Je vis avec mon mari ici. Je lui dois du respect même s’il ne travaille pas. Même si je vois quelqu’un qui a une bonne situation me faire la cour « katar bizoton » je suis obligé de fermer les yeux. ( Katar bizoton : même si vous avez une grande plantation, cela ne me fait rien. Même si vous êtes riche m je n’accepte pas vos sollicitations. (F., 33 ans)
Les conflits interpersonnels,
Le « bouder-bouche », les « comptes » sont normaux, comme les « dents qui mordent parfois la langue ».

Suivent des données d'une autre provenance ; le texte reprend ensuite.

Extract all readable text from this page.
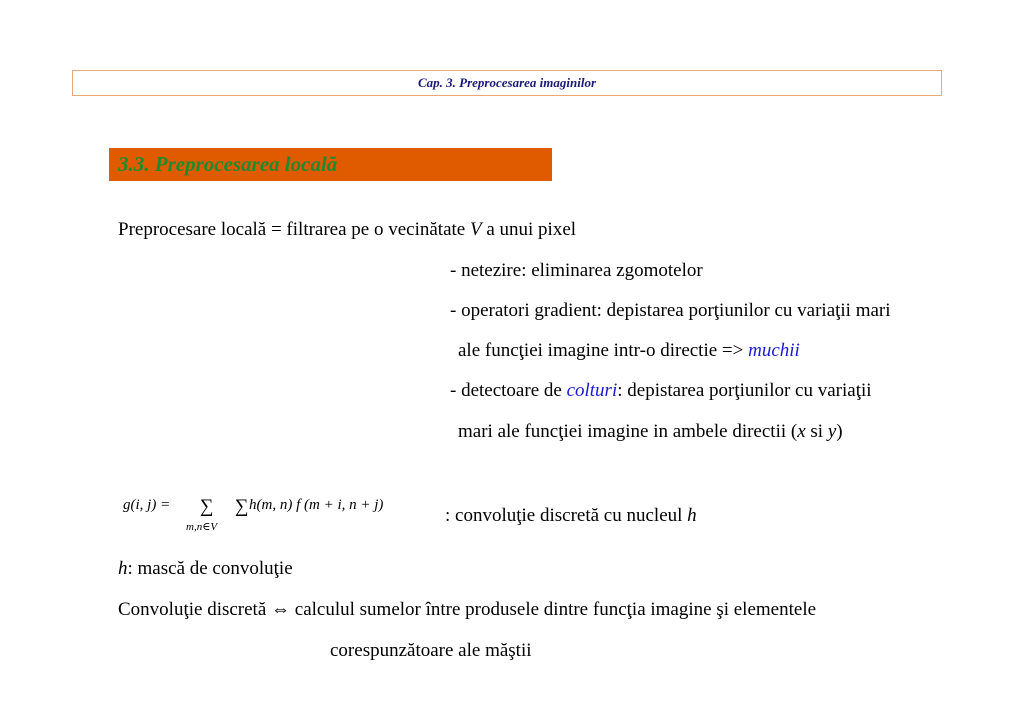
Cap. 3. Preprocesarea imaginilor
3.3. Preprocesarea locală
Preprocesare locală = filtrarea pe o vecinătate V a unui pixel
- netezire: eliminarea zgomotelor
- operatori gradient: depistarea porţiunilor cu variaţii mari
ale funcţiei imagine intr-o directie => muchii
- detectoare de colturi: depistarea porţiunilor cu variaţii
mari ale funcţiei imagine in ambele directii (x si y)
g(i, j) = ∑ ∑ h(m, n) f (m + i, n + j)
m,n∈V
: convoluţie discretă cu nucleul h
h: mască de convoluţie
Convoluţie discretă ⇔ calculul sumelor între produsele dintre funcţia imagine şi elementele
corespunzătoare ale măştii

C’est une femme que j’ai rencontrée hasard. Tout de suite nous nous mettons d’accord. Nous vivons un an et demi ensemble. Je pouvais vivre définitivement avec elle malgré mon budget restreint. Quand nous avions un petit problème nous essayons toujours de le résoudre. Je lui ai toujours donné de l’argent pour envoyer à ses parents.
Quand, dans une maison il n’y a pas d’ennuis, de maladie, il y a la joie. Le seul ennui vient des voisins avec lesquels nous habitons une même maison. Les femmes s’engueulent, se racontent les secrets et puis au bout d’un moment, il y a tripotage, injures. ( H)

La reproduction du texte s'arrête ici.